China Sends Officials to Seven Regions to Investigate Investment Slowdown, Reports Reuters
China Investigates Slowdown in Private Investment
China has dispatched teams of officials to seven regions to examine a significant decline in private investment, as announced by the country’s cabinet. The State Council has sent representatives from the National Development and Reform Commission (NDRC), the Ministry of Industry, and other departments to the capital, Beijing, as well as the provinces of Liaoning, Anhui, Shandong, Henan, Hubei, and Qinghai.
The objective of these teams is to assess how local governments are executing measures aimed at boosting investment and ensuring fair conditions for private enterprises, which have been facing challenges accessing funding and markets.
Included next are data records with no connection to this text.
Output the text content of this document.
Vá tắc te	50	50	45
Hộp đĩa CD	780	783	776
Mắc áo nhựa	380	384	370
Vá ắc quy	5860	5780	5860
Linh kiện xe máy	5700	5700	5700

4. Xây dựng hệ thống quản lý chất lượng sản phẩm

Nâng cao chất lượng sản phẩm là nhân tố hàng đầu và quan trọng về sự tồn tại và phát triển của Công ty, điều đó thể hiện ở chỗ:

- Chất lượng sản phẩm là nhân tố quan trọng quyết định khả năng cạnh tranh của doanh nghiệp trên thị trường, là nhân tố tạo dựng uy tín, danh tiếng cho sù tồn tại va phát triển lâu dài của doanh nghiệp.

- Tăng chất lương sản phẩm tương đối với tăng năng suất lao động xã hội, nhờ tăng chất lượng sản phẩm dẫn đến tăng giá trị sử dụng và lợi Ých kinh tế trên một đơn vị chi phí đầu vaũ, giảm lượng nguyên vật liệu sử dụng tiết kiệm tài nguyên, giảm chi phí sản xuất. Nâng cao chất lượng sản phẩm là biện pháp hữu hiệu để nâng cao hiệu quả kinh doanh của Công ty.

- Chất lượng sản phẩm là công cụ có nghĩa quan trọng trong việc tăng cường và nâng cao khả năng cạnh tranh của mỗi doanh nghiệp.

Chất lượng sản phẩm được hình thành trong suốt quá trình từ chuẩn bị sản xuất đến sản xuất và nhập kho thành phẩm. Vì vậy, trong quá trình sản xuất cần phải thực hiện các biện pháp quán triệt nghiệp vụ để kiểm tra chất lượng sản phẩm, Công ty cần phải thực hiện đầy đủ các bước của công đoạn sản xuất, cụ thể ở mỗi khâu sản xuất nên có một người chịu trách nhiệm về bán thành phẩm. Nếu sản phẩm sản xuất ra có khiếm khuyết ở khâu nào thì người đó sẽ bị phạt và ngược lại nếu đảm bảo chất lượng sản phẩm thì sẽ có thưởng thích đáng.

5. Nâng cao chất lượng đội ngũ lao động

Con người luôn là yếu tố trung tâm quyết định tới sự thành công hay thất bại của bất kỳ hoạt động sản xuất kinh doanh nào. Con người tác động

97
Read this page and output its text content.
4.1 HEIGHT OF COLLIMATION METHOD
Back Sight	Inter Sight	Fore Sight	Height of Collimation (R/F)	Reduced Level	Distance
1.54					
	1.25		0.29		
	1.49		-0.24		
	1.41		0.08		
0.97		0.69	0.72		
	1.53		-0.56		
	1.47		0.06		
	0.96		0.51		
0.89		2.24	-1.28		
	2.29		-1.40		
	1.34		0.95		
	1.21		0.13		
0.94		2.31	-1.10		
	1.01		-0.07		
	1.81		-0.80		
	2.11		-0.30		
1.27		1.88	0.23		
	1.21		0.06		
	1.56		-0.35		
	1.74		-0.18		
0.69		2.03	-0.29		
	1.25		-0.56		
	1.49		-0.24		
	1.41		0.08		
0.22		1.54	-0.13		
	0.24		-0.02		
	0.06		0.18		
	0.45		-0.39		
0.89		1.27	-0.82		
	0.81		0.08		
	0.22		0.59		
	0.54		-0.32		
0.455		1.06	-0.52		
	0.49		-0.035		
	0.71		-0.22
Despite an unexpected economic growth spurt in the second quarter of 2016, fueled by a housing boom and government infrastructure spending, investment from private firms—who contribute more than 60 percent of total investment in China—plummeted to a historic low in the first half of the year. This decline is largely attributed to businesses scaling back in response to a sluggish economic outlook and weak export performance.
Moreover, Chinese banks generally favor lending to state-owned enterprises over private firms. According to analysts, the interest rates for bank loans in the second quarter were approximately 6 percentage points higher for private companies compared to their public counterparts.